= Maharao Raja =

Indian princely title

Maharao Raja (lit. 'Supreme Raja or King'; feminine: Maharani) is a royal title in the Indian subcontinent of Sanskrit origin. It is one degree higher than Maharao. The word Maharao is a combination of Maha (meaning 'great') and Rao, which is a variation on Raja.

== History ==
The title of Maharao Raja was used by the rulers of Bundi and Kotah.

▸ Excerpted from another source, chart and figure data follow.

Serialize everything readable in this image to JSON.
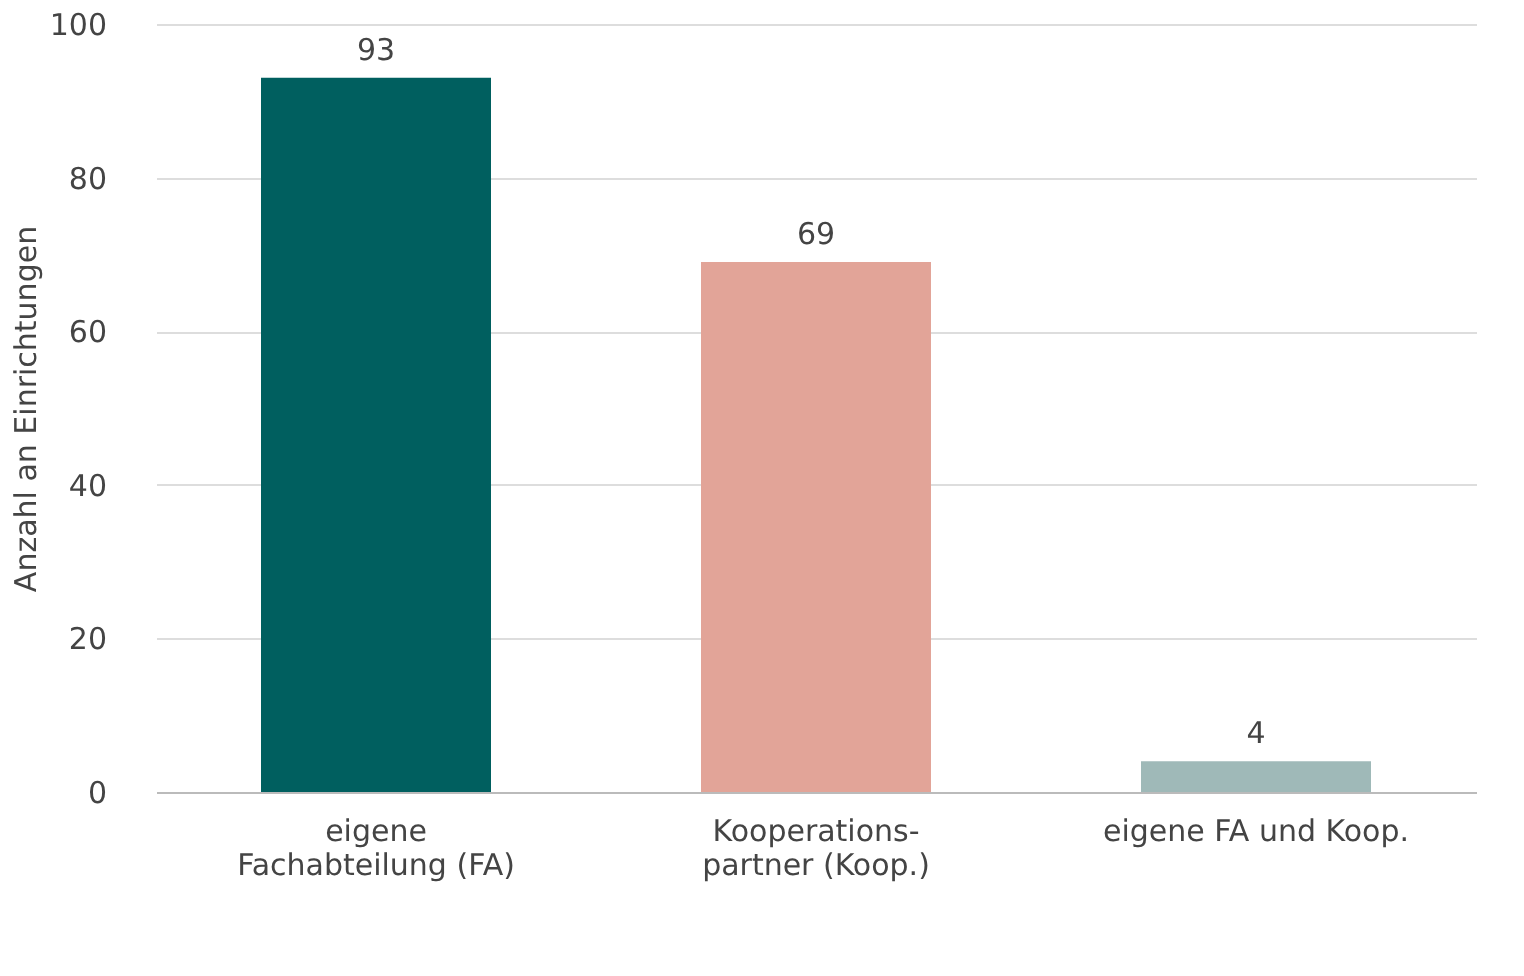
{
  "chart_data": {
    "type": "bar",
    "ylabel": "Anzahl an Einrichtungen",
    "categories": [
      "eigene\nFachabteilung (FA)",
      "Kooperations-\npartner (Koop.)",
      "eigene FA und Koop."
    ],
    "values": [
      93,
      69,
      4
    ],
    "colors": [
      "#005f5f",
      "#e2a498",
      "#9fb9b8"
    ],
    "ylim": [
      0,
      100
    ],
    "yticks": [
      0,
      20,
      40,
      60,
      80,
      100
    ],
    "grid": "y",
    "data_labels": true
  }
}
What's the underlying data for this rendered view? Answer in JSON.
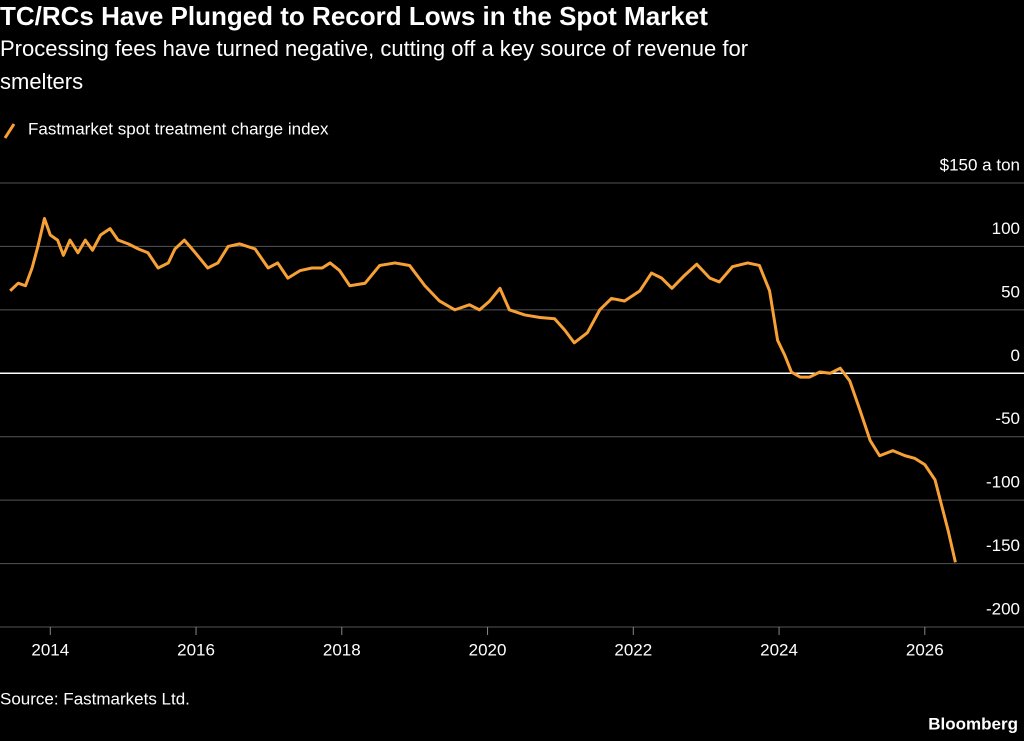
{
  "chart_data": {
    "type": "line",
    "title": "TC/RCs Have Plunged to Record Lows in the Spot Market",
    "subtitle": "Processing fees have turned negative, cutting off a key source of revenue for smelters",
    "source": "Source: Fastmarkets Ltd.",
    "brand": "Bloomberg",
    "x": [
      2013.45,
      2013.56,
      2013.66,
      2013.75,
      2013.83,
      2013.92,
      2014.0,
      2014.1,
      2014.18,
      2014.27,
      2014.38,
      2014.48,
      2014.58,
      2014.69,
      2014.82,
      2014.93,
      2015.07,
      2015.21,
      2015.34,
      2015.48,
      2015.62,
      2015.71,
      2015.84,
      2015.99,
      2016.16,
      2016.3,
      2016.44,
      2016.6,
      2016.81,
      2016.99,
      2017.12,
      2017.26,
      2017.43,
      2017.59,
      2017.73,
      2017.84,
      2017.97,
      2018.11,
      2018.32,
      2018.52,
      2018.73,
      2018.93,
      2019.14,
      2019.34,
      2019.55,
      2019.75,
      2019.89,
      2020.03,
      2020.17,
      2020.3,
      2020.51,
      2020.72,
      2020.92,
      2021.06,
      2021.19,
      2021.37,
      2021.54,
      2021.7,
      2021.88,
      2022.09,
      2022.25,
      2022.39,
      2022.53,
      2022.7,
      2022.87,
      2023.05,
      2023.18,
      2023.36,
      2023.57,
      2023.73,
      2023.87,
      2023.98,
      2024.08,
      2024.17,
      2024.29,
      2024.42,
      2024.56,
      2024.7,
      2024.84,
      2024.97,
      2025.11,
      2025.25,
      2025.38,
      2025.56,
      2025.73,
      2025.86,
      2026.0,
      2026.14,
      2026.23,
      2026.32,
      2026.42
    ],
    "series": [
      {
        "name": "Fastmarket spot treatment charge index",
        "color": "#f7a035",
        "values": [
          65,
          71,
          69,
          83,
          100,
          122,
          109,
          105,
          93,
          105,
          95,
          105,
          97,
          109,
          114,
          105,
          102,
          98,
          95,
          83,
          87,
          98,
          105,
          95,
          83,
          87,
          100,
          102,
          98,
          83,
          87,
          75,
          81,
          83,
          83,
          87,
          81,
          69,
          71,
          85,
          87,
          85,
          69,
          57,
          50,
          54,
          50,
          57,
          67,
          50,
          46,
          44,
          43,
          34,
          24,
          32,
          50,
          59,
          57,
          65,
          79,
          75,
          67,
          77,
          86,
          75,
          72,
          84,
          87,
          85,
          65,
          26,
          14,
          1,
          -3,
          -3,
          1,
          0,
          4,
          -6,
          -29,
          -53,
          -65,
          -61,
          -65,
          -67,
          -72,
          -84,
          -104,
          -124,
          -149
        ]
      }
    ],
    "xlim": [
      2013.31,
      2026.62
    ],
    "xticks": [
      2014,
      2016,
      2018,
      2020,
      2022,
      2024,
      2026
    ],
    "ylim": [
      -200,
      150
    ],
    "yticks": [
      {
        "value": 150,
        "label": "$150 a ton"
      },
      100,
      50,
      0,
      -50,
      -100,
      -150,
      -200
    ],
    "grid": true
  }
}
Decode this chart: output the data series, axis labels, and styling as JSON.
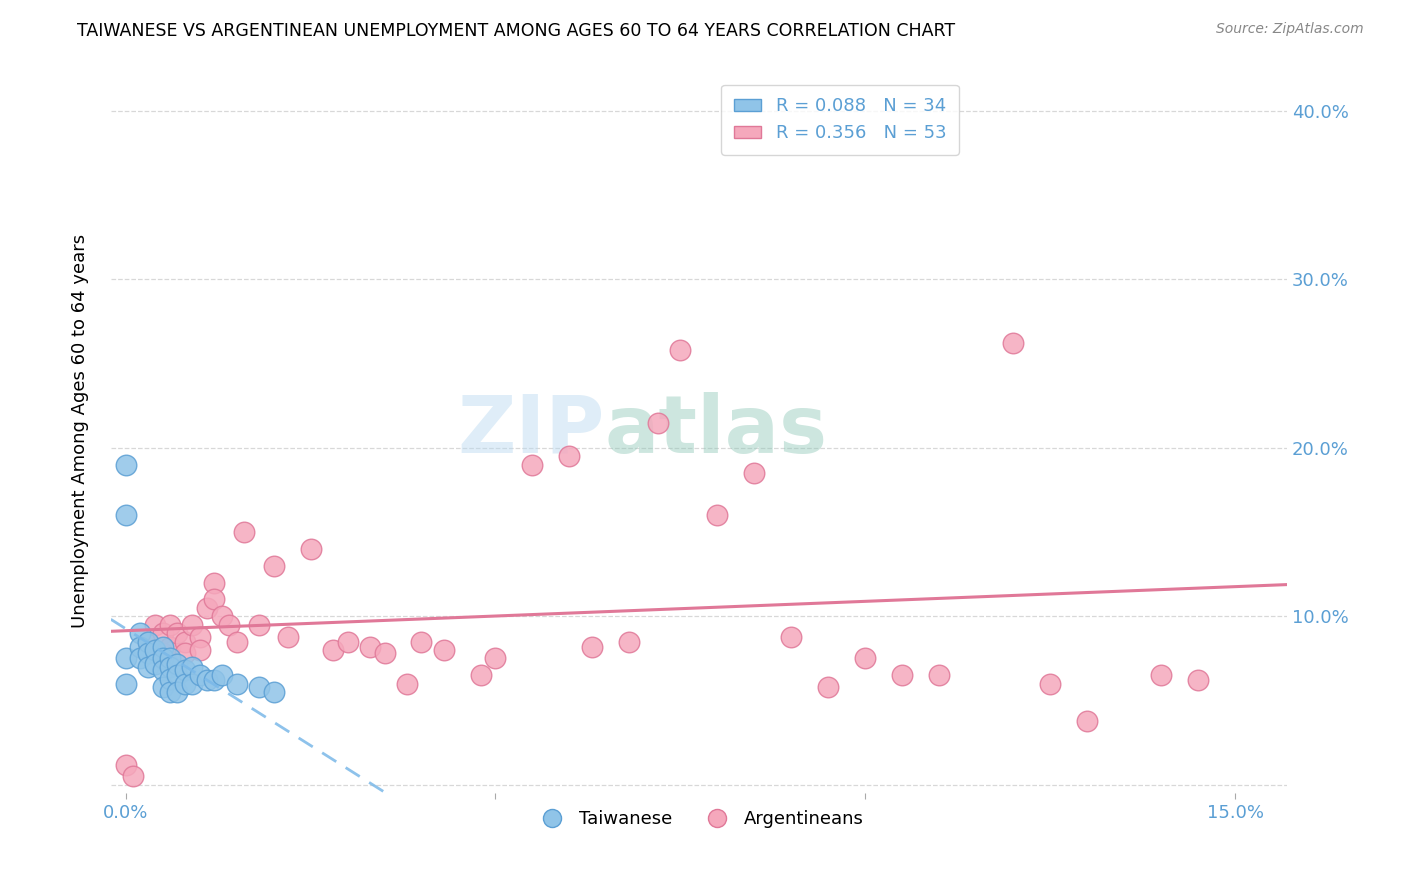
{
  "title": "TAIWANESE VS ARGENTINEAN UNEMPLOYMENT AMONG AGES 60 TO 64 YEARS CORRELATION CHART",
  "source": "Source: ZipAtlas.com",
  "ylabel_label": "Unemployment Among Ages 60 to 64 years",
  "x_min": -0.002,
  "x_max": 0.157,
  "y_min": -0.005,
  "y_max": 0.425,
  "taiwan_R": 0.088,
  "taiwan_N": 34,
  "arg_R": 0.356,
  "arg_N": 53,
  "taiwan_color": "#90c4e8",
  "taiwan_edge": "#5b9fd4",
  "arg_color": "#f5a8bc",
  "arg_edge": "#e07898",
  "watermark_text": "ZIPatlas",
  "taiwan_x": [
    0.0,
    0.0,
    0.0,
    0.0,
    0.002,
    0.002,
    0.002,
    0.003,
    0.003,
    0.003,
    0.004,
    0.004,
    0.005,
    0.005,
    0.005,
    0.005,
    0.006,
    0.006,
    0.006,
    0.006,
    0.007,
    0.007,
    0.007,
    0.008,
    0.008,
    0.009,
    0.009,
    0.01,
    0.011,
    0.012,
    0.013,
    0.015,
    0.018,
    0.02
  ],
  "taiwan_y": [
    0.19,
    0.16,
    0.075,
    0.06,
    0.09,
    0.082,
    0.075,
    0.085,
    0.078,
    0.07,
    0.08,
    0.072,
    0.082,
    0.075,
    0.068,
    0.058,
    0.075,
    0.07,
    0.063,
    0.055,
    0.072,
    0.065,
    0.055,
    0.068,
    0.06,
    0.07,
    0.06,
    0.065,
    0.062,
    0.062,
    0.065,
    0.06,
    0.058,
    0.055
  ],
  "arg_x": [
    0.0,
    0.001,
    0.003,
    0.004,
    0.004,
    0.005,
    0.005,
    0.006,
    0.006,
    0.007,
    0.008,
    0.008,
    0.009,
    0.01,
    0.01,
    0.011,
    0.012,
    0.012,
    0.013,
    0.014,
    0.015,
    0.016,
    0.018,
    0.02,
    0.022,
    0.025,
    0.028,
    0.03,
    0.033,
    0.035,
    0.038,
    0.04,
    0.043,
    0.048,
    0.05,
    0.055,
    0.06,
    0.063,
    0.068,
    0.072,
    0.075,
    0.08,
    0.085,
    0.09,
    0.095,
    0.1,
    0.105,
    0.11,
    0.12,
    0.125,
    0.13,
    0.14,
    0.145
  ],
  "arg_y": [
    0.012,
    0.005,
    0.085,
    0.095,
    0.08,
    0.09,
    0.078,
    0.095,
    0.082,
    0.09,
    0.085,
    0.078,
    0.095,
    0.088,
    0.08,
    0.105,
    0.12,
    0.11,
    0.1,
    0.095,
    0.085,
    0.15,
    0.095,
    0.13,
    0.088,
    0.14,
    0.08,
    0.085,
    0.082,
    0.078,
    0.06,
    0.085,
    0.08,
    0.065,
    0.075,
    0.19,
    0.195,
    0.082,
    0.085,
    0.215,
    0.258,
    0.16,
    0.185,
    0.088,
    0.058,
    0.075,
    0.065,
    0.065,
    0.262,
    0.06,
    0.038,
    0.065,
    0.062
  ],
  "legend_taiwan_label": "R = 0.088   N = 34",
  "legend_arg_label": "R = 0.356   N = 53",
  "bottom_legend_taiwan": "Taiwanese",
  "bottom_legend_arg": "Argentineans",
  "background_color": "#ffffff",
  "grid_color": "#d8d8d8"
}
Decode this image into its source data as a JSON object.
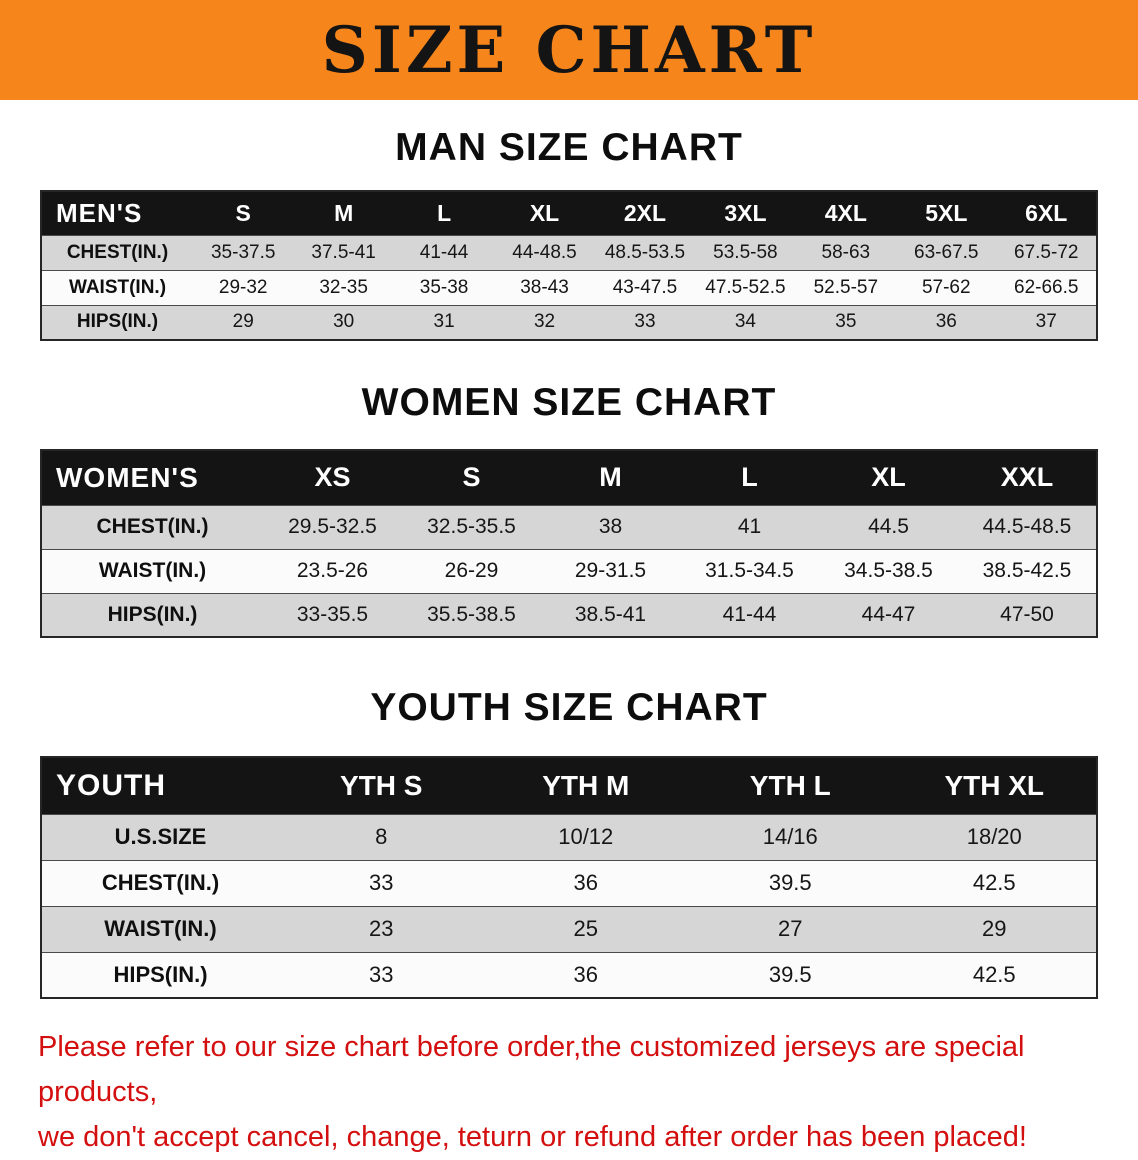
{
  "banner": {
    "title": "SIZE CHART"
  },
  "colors": {
    "banner_bg": "#f6861c",
    "header_row_bg": "#141414",
    "stripe_row_bg": "#d6d6d6",
    "notice_text": "#d40f0f"
  },
  "sections": [
    {
      "heading": "MAN SIZE CHART",
      "table": {
        "header": [
          "MEN'S",
          "S",
          "M",
          "L",
          "XL",
          "2XL",
          "3XL",
          "4XL",
          "5XL",
          "6XL"
        ],
        "rows": [
          {
            "label": "CHEST(IN.)",
            "values": [
              "35-37.5",
              "37.5-41",
              "41-44",
              "44-48.5",
              "48.5-53.5",
              "53.5-58",
              "58-63",
              "63-67.5",
              "67.5-72"
            ]
          },
          {
            "label": "WAIST(IN.)",
            "values": [
              "29-32",
              "32-35",
              "35-38",
              "38-43",
              "43-47.5",
              "47.5-52.5",
              "52.5-57",
              "57-62",
              "62-66.5"
            ]
          },
          {
            "label": "HIPS(IN.)",
            "values": [
              "29",
              "30",
              "31",
              "32",
              "33",
              "34",
              "35",
              "36",
              "37"
            ]
          }
        ]
      }
    },
    {
      "heading": "WOMEN SIZE CHART",
      "table": {
        "header": [
          "WOMEN'S",
          "XS",
          "S",
          "M",
          "L",
          "XL",
          "XXL"
        ],
        "rows": [
          {
            "label": "CHEST(IN.)",
            "values": [
              "29.5-32.5",
              "32.5-35.5",
              "38",
              "41",
              "44.5",
              "44.5-48.5"
            ]
          },
          {
            "label": "WAIST(IN.)",
            "values": [
              "23.5-26",
              "26-29",
              "29-31.5",
              "31.5-34.5",
              "34.5-38.5",
              "38.5-42.5"
            ]
          },
          {
            "label": "HIPS(IN.)",
            "values": [
              "33-35.5",
              "35.5-38.5",
              "38.5-41",
              "41-44",
              "44-47",
              "47-50"
            ]
          }
        ]
      }
    },
    {
      "heading": "YOUTH SIZE CHART",
      "table": {
        "header": [
          "YOUTH",
          "YTH S",
          "YTH M",
          "YTH L",
          "YTH XL"
        ],
        "rows": [
          {
            "label": "U.S.SIZE",
            "values": [
              "8",
              "10/12",
              "14/16",
              "18/20"
            ]
          },
          {
            "label": "CHEST(IN.)",
            "values": [
              "33",
              "36",
              "39.5",
              "42.5"
            ]
          },
          {
            "label": "WAIST(IN.)",
            "values": [
              "23",
              "25",
              "27",
              "29"
            ]
          },
          {
            "label": "HIPS(IN.)",
            "values": [
              "33",
              "36",
              "39.5",
              "42.5"
            ]
          }
        ]
      }
    }
  ],
  "footer": {
    "line1": "Please refer to our size chart before order,the customized jerseys are special products,",
    "line2": "we don't accept cancel, change, teturn or refund after order has been placed!"
  }
}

Budh Singh of Bundi received this title from the eighth Mughal Emperor Bahadur Shah I in 1707. Bhim Singh of Kotah was granted the title of Maharao by the tenth Mughal Emperor Farrukhsiyar in 1713 and began to use it by combining it with the title of Raja, which was granted to his ancestor Madho Singh by the third Mughal Emperor Jahangir. This title was used by the rulers of Alwar for some time as well. The first ruler of Alwar to assume this title was Pratap Singh, and he began to use it in 1770, when he announced his independence from Jaipur.

When the title of Maharaja was conferred by the British Government as a hereditary distinction on Mangal Singh on 1 January 1889, from that date onwards the rulers of Alwar stopped using the title of Maharao Raja and began using the newly conferred title.

== Usage ==

=== Bundi ===
The ruler of Bundi bore the following styles and titles: His Highness Hadendra Shiromani Deo Sar Buland Rai Maharajadhiraj Maharao Raja Shri (personal name) Singhji Sahib Bahadur, Maharao Raja of Bundi.

=== Kotah ===
The ruler of Kotah bore the following styles and titles: His Highness Maharajadhiraj Maharaja Mahimahendra Maharao Raja Shri (personal name) Singhji Sahib Bahadur, Maharao Raja of Kotah. His consort bore the following: Her Highness Maharani (personal name) Sahiba.